Why High Insulin Resistance Triggers a Flare-up
Having a high insulin resistance also causes the ovaries to produce too many androgens. In addition to the harmful effects we’ve already discussed, this event can contribute to higher chances for developing type 2 diabetes or worsening existing diabetic symptoms.
Whether you have a high insulin resistance or a low insulin sensitivity, though, it’s all about your blood sugar when it comes to managing PCOS…
3. High Blood Glucose
Insulin helps the body process glucose in the bloodstream. Whether your blood glucose levels are high because of a bad diet or because of an insulin-related condition, you can face worse PCOS flare-ups.
Why High Blood Glucose Triggers a Flare-up
When your blood glucose levels spike, your liver starts pumping out more insulin to help process all of these sugars. The types of sugar available in soda, candy, and other processed foods take longer to break down and, as such, require more insulin. These insulin problems are one of the leading physiological causes of PCOS. Besides causing the condition, high blood glucose also triggers flare-ups, too.
Both insulin and androgens are types of hormones. Imbalances in the body’s natural hormone levels can make PCOS symptoms worse…
2. Hormone Imbalances
Our bodies rely on naturally balanced hormone levels to run smoothly. When our hormones become imbalanced, our bodies consequently have trouble handling illnesses, such as PCOS. In fact, this condition is considered a hormonal disorder, which means imbalance hormones are a major potential trigger.
Why Hormone Imbalances Trigger a Flare-up
PCOS is caused by a variety of hormonal imbalances. Too little insulin can trigger a PCOS flare-up, for one. Having too many androgens can also cause PCOS flare-ups to become both more frequent and more intense. Estrogen imbalances can also contribute to PCOS flare-ups by changing regular ovulation and causing ovulation to become infrequent.

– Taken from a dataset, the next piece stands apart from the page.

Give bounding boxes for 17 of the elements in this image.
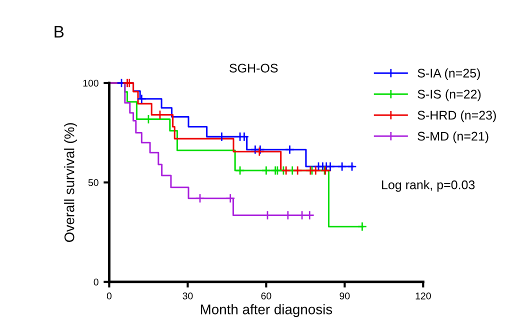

Lastly, experiencing infrequent ovulation can be both a symptom of PCOS and a sign that flare-ups might be changing, too…
1. Infrequent Ovulation
On its own, PCOS can upset the natural timing of ovulation, when the body releases an egg to be potentially fertilized. Having a regular ovulation cycle helps regulate hormones within the body. When ovulation comes at unpredictable intervals, however, it can be a sign of further hormonal imbalances as well as a contributor to other PCOS triggers like stress.
Why Infrequent Ovulation Triggers a Flare-up
Infrequent or irregular ovulation can cause a few other PCOS triggers to worsen. Irregular ovulation can interrupt sleep schedules and create undue stress for a person to deal with, for starters. It can also impact other PCOS triggers that rely on hormonal balances.
If your ovulation patterns start to change and you have already been diagnosed with PCOS, it’s a good sign that it’s time to contact your doctor.
Living with PCOS is all about managing these potential triggers. Working with your doctor, gynecologist, and endocrinologist, you can come up with a plan that helps you manage your PCOS flare-ups. Make sure to track your triggers, enjoy a healthy diet, and start exercising to help take the edge off the worst PCOS flare-ups.